Tabii ağabeyim ve ben doktorun yakasına yapışmıştık. Bir yanda ölümün eşiğindeki annemiz, diğer yanda neden acil serviste görev yaptığı bilinmeyen uykucu ve ehlikeyf bir doktor vardı. O günlerde bu arıza tüm hastanelerimizde mevcuttu. İnsanlar gece 02.00de kuyruğa girer, sabah 10.00da gelen bir başkası bir paket Marlboro sigarası vererek en öne geçiverirdi. Her doktorun kapısında, doktordan daha forslu bir sırtlan dururdu. Bugün o günleri acı bir hatıra olarak anıyoruz. Demek ki bu hastaneler bizimmiş, orada insanca muamele de görülürmüş. Bugünlerin geleceği söylense inanın aklı başında kimse inanmazdı, hayal bile edemezdik. 6 ay kadar önce kalp krizi geçirdiğim bir sabah namazı vakti hastanenin acil servisinde tam teşekküllü bir acil serviste eksiksiz bir doktor kadrosunun sunduğu sağlık hizmetini görünce acımı unutmuş ve ameliyat masasında bizlere bu mutluluğu yaşatan Erdoğan ve arkadaşlarına binlerce dua göndermiştim. Bu işin sırrı sokaktan gelen başbakanda idi.

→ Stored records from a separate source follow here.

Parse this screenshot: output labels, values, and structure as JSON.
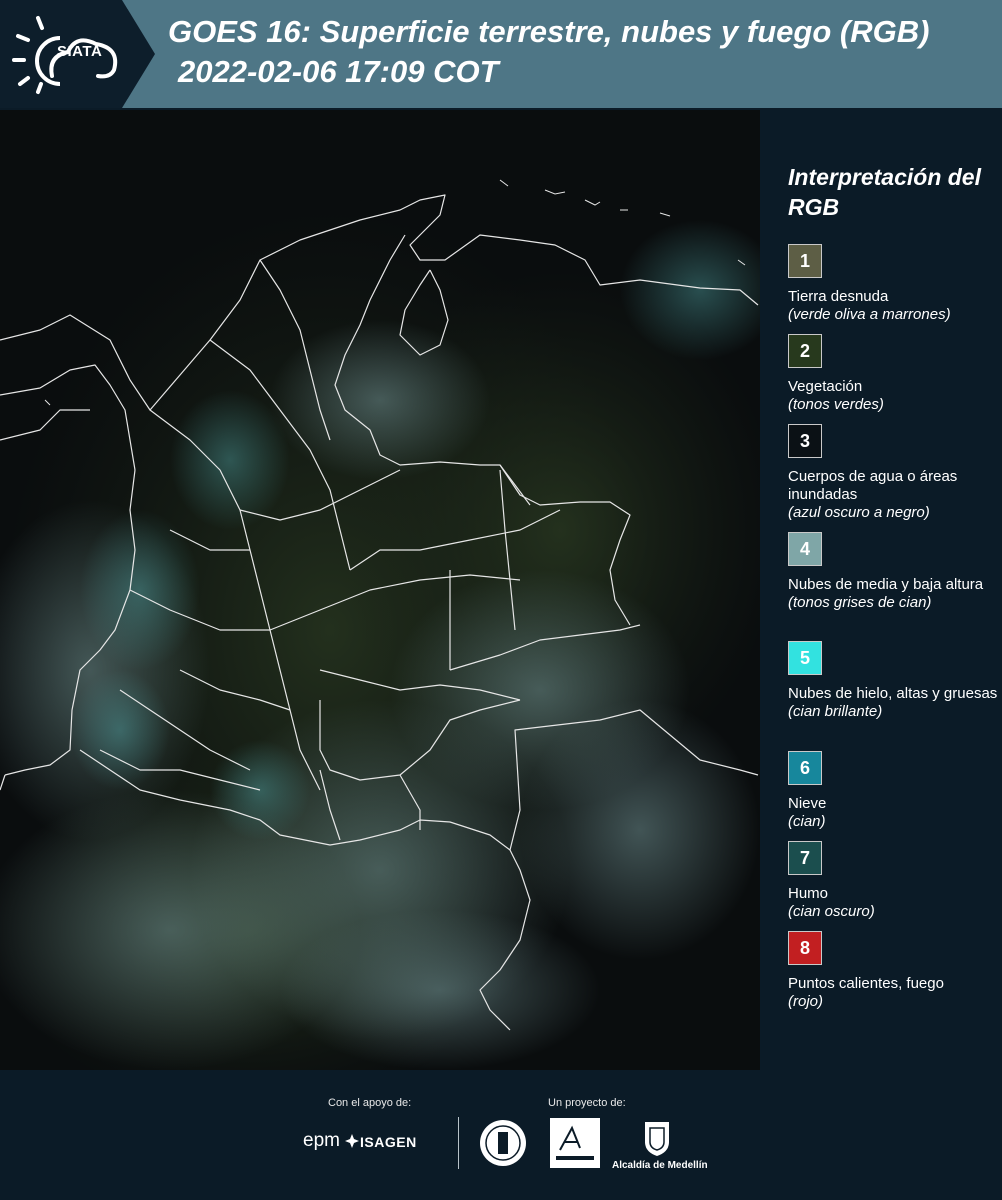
{
  "header": {
    "logo_text": "SIATA",
    "title": "GOES 16: Superficie terrestre, nubes y fuego (RGB)",
    "subtitle": "2022-02-06 17:09 COT",
    "colors": {
      "bar": "#4e7686",
      "logo_block": "#0d1e2b"
    }
  },
  "map": {
    "description_icon": "satellite-rgb-map",
    "colors": {
      "background": "#0a0d0e",
      "vegetation": "#1c2a1a",
      "cloud": "#5a7a7c",
      "border": "#e6e6e6"
    }
  },
  "legend": {
    "title": "Interpretación del RGB",
    "items": [
      {
        "number": "1",
        "label": "Tierra desnuda",
        "desc": "(verde oliva a marrones)",
        "color": "#5d5e45"
      },
      {
        "number": "2",
        "label": "Vegetación",
        "desc": "(tonos verdes)",
        "color": "#27391d"
      },
      {
        "number": "3",
        "label": "Cuerpos de agua o áreas inundadas",
        "desc": "(azul oscuro a negro)",
        "color": "#0b1115"
      },
      {
        "number": "4",
        "label": "Nubes de media y baja altura",
        "desc": "(tonos grises de cian)",
        "color": "#7fa6a7"
      },
      {
        "number": "5",
        "label": "Nubes de hielo, altas y gruesas",
        "desc": "(cian brillante)",
        "color": "#32e2e0"
      },
      {
        "number": "6",
        "label": "Nieve",
        "desc": "(cian)",
        "color": "#17879c"
      },
      {
        "number": "7",
        "label": "Humo",
        "desc": "(cian oscuro)",
        "color": "#1b4e4e"
      },
      {
        "number": "8",
        "label": "Puntos calientes, fuego",
        "desc": "(rojo)",
        "color": "#c21f21"
      }
    ]
  },
  "footer": {
    "support_label": "Con el apoyo de:",
    "project_label": "Un proyecto de:",
    "epm": "epm",
    "isagen": "ISAGEN",
    "alcaldia": "Alcaldía de Medellín"
  }
}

Başbakan Recep Tayyip Erdoğan bizim yaşadığımız acıların içinden geliyordu, yani damdan düşen adamın halinden o yüzden anlıyordu. Bir söyleşisinde şunları söylemişti:
- 1974 yılında sigortalı idim. Vergimizle beslediğimiz o hastanelerde yüzümüze bakılmaz, ikinci sınıf vatandaş muamelesi görürdük. Taa o zaman bir gün bu devletin başına geçip bu haksızlığa dur diyeceğim demişti. Sabırla kozasını ördü. Çalıştı, siyasetin merdivenlerinden birer birer çıkıp, piramidin tepesine oturdu. Artık hiç bir şey eskisi gibi olmayacaktı. Sadece hastaneler mi, her yer, her yerde bu memleketin evlatları cüzzamlı muamelesi görüyordu. Memleketin çoğu başörtülü idi, ama üniversiteler onlara kapalıydı, devlet dairelerinde o kıyafetleri ile çalışmaları potansiyel bir suç teşkil ediyordu. Bu memleketin çocukları sigortasız oldukları için ölüm onların kaderi idi. Sokaktan gelen adam, tüm çocukları ve gençleri cumhuriyet tarihinde ilk defa sigorta kapsamına almıştı. Artık bu millet, memleketin gerçekten efendisi olma yolunda hızla ilerliyordu, yani sokaktan gelen adam bir milleti uyandırıyordu. Ülkenin kaynaklarının daha adil bölüşümü için her alanda yeni düzenlemeler yapılıyor ve tabii bugüne kadar aslan payını alan cumhuriyetin seçkinleri tarafından Cumhuriyetimizi çaldı feryatları ayyuka çıkıyordu. Öyle ki adil bölüşüm sonrası sadece Türkiyedeki mazlum ve mağdurlar değil, dünyanın dört bir yanında sömürülen Müslüman halklarda payını alıyordu. Topyekûn bir uyanışın ayak sesleri ve müjdesi seçkinler dışında herkesi sevindiriyor.
Sokaktan gelen adam, Anadolu bozkırlarında yaşayanların da, Filistinin de Suriyenin de, Cezayirin de, Tunusun da, Mısırın da, Yemenin de, Arakanın da umudu. Onun zalimlerin zulmüne One minute diyen ve hepimize moral veren sesine ihtiyacımız var.